Step 5 − While there is a next permutation −

• Initialize a variable count to 0 to keep track of the current count of characters greater than their adjacent characters.

• For each character in the current permutation −

  • Check if the current character is larger than both its previous and next characters (if they exist).

  • If the condition is fullfilled, increase the count by 1.

• If the count is greater than maxCount−

  • Update maxCount to the current count.

  • Update maxPermutation to the current permutation.

Step 6 − Return the maxPermutation as the result.

Example 1

For this example, let us consider a fixed string "abcde" for simplicity.

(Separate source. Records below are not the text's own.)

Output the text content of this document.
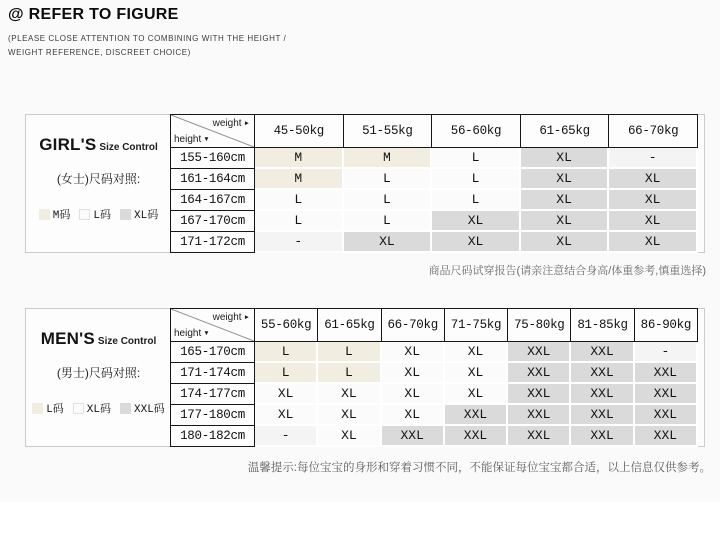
@ REFER TO FIGURE
(PLEASE CLOSE ATTENTION TO COMBINING WITH THE HEIGHT /
WEIGHT REFERENCE, DISCREET CHOICE)
GIRL'S Size Control
(女士)尺码对照:
M码 L码 XL码
weight ►
height ▼
45-50kg	51-55kg	56-60kg	61-65kg	66-70kg
155-160cm	M	M	L	XL	-
161-164cm	M	L	L	XL	XL
164-167cm	L	L	L	XL	XL
167-170cm	L	L	XL	XL	XL
171-172cm	-	XL	XL	XL	XL
商品尺码试穿报告(请亲注意结合身高/体重参考,慎重选择)
MEN'S Size Control
(男士)尺码对照:
L码 XL码 XXL码
weight ►
height ▼
55-60kg	61-65kg	66-70kg	71-75kg	75-80kg	81-85kg	86-90kg
165-170cm	L	L	XL	XL	XXL	XXL	-
171-174cm	L	L	XL	XL	XXL	XXL	XXL
174-177cm	XL	XL	XL	XL	XXL	XXL	XXL
177-180cm	XL	XL	XL	XXL	XXL	XXL	XXL
180-182cm	-	XL	XXL	XXL	XXL	XXL	XXL
温馨提示:每位宝宝的身形和穿着习惯不同，不能保证每位宝宝都合适，以上信息仅供参考。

In this example, the countAdjacentGreater function counts the number of adjacent characters in the string that are greater than their preceding characters. The findMaxPermutation function generates all permutations of the input string and checks each permutation to find the one with the maximum count of adjacent characters greater.

The main function initializes the input string "abcde" and the variables to track the maximum count and maximum permutation. It calls the find Max Permutation function to find out the maximum permutation.

#include <iostream>
#include <algorithm>
#include <string>

using namespace std;

int countAdjacentGreater(const string& str) {
   int count = 0;
   for (int i = 0; i < str.length() - 1; i++) {
      if (str[i] < str[i + 1]) {
         count++;
      }
   }
   return count;
}

void findMaxPermutation(string& str, int& maxCount, string& maxPerm) {
   sort(str.begin(), str.end());
    
   do {
      int count = countAdjacentGreater(str);
      if (count > maxCount) {
         maxCount = count;
         maxPerm = str;
      }
   } while (next_permutation(str.begin(), str.end()));
}

int main() {
   string str = "abcde";
   int maxCount = 0;
   string maxPerm;

   findMaxPermutation(str, maxCount, maxPerm);

   cout << "String with the maximum number of characters greater than its adjacent characters: " << maxPerm << endl;
   cout << "Count of adjacent characters greater in the maximum permutation: " << maxCount << endl;

   return 0;
}

Output

String with the maximum number of characters greater than its adjacent characters: abcde
Count of adjacent characters greater in the maximum permutation: 4

Conclusion

In conclusion, the problem of finding the permutation of a string with the maximum number of characters greater than their adjacent characters is an interesting challenge in string manipulation. By analyzing the given string and rearranging its characters strategically, it is possible to achieve the desired permutation. This problem highlights the importance of careful examination and creative thinking when working with strings and permutations.